Yemi Oloruntuyi Developing World Fisheries, United Kingdom
15.04.2013

Dear Moderator

Please find my input to your consultation  on the Role of Sustainable Fisheries and Aquaculture for Food Security and Nutrition.

Thank you for the invitation and opportunity to provide comments on the planned work.

Kind regards.

Yemi

Comment -

With respect to issue 1 - Fisheries ecolabelling schemes that operationalize the FAO code of conduct provide viable mechanisms for fisheries to implement the FAO Code of Conduct for Responsible fishing.  Many fisheries are using Fisheries Improvement Projects   as a route to work towards improving sustainability and meet fishery ecolabelling performance standards. The incentive of market support for sustainability provides strong encouragement for fisheries to improve practices and ultimately reap economic benefits from being sustainable.  These benefits ensure the continued sustenance of the resource and ensure that livelihoods and food security is safeguarded.

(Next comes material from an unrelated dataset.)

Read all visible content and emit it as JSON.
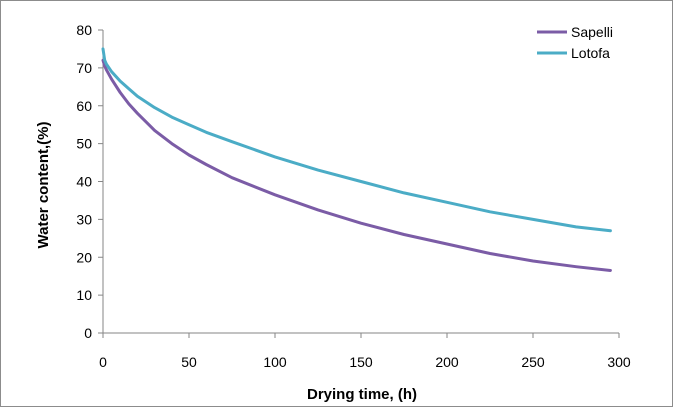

The study will benefit from a review of the development and evolution of these Fishery Improvement Project  initiatives and from exploring  how uptake of Fisheries Improvement Projects may be scaled up to increase the extent of participation of fisheries in FIPs.   This issue is also related to issue 3.  The market should reward fishers for good stewardship of resources.   Sustainability as a value-added attribute ensures sustainable growth.  

 With respect to issue 6, the lack of data for fisheries in many countries is a severe constraint to successful management of fisheries resources in many instances. Improved capacity for research and fisheries studies will be hugely beneficial to fisheries. Fisheries research particularly for developing countries needs to be tailored to country specific needs and needs to be affordable.   Development of capacity in fisheries research will contribute immensely to sustainable management.  The study should pay attention to understanding means and mechanisms to improve research capacity and identification of cost effective research tools and methods.

On the last issue, issue 10, the importance of resource accountability cannot be overestimated.  It should in fact be treated as a separate component worthy of attention in own right.  Transparency of information about fisheries resources, allocation, management and data will empower stakeholders to be able to participate effectively in how fisheries resources are managed and to robustly challenge misuse or misappropriation of fisheries resources. Access of stakeholders to fisheries information needs to improve to match opportunities provided in a digital age. Some of the challenges of accountability are related to data limitations. The lack of robust findings from credible research   can often mean there is in fact no information available that can be used to hold management to account. The study should explore factors limiting transparency of information in fisheries information systems used in the fisheries sector and should aim at understanding constraints to sharing information with a view to identifying and recommending policies to ensure information about fisheries is more widely shared by government with the general public and key stakeholder groups.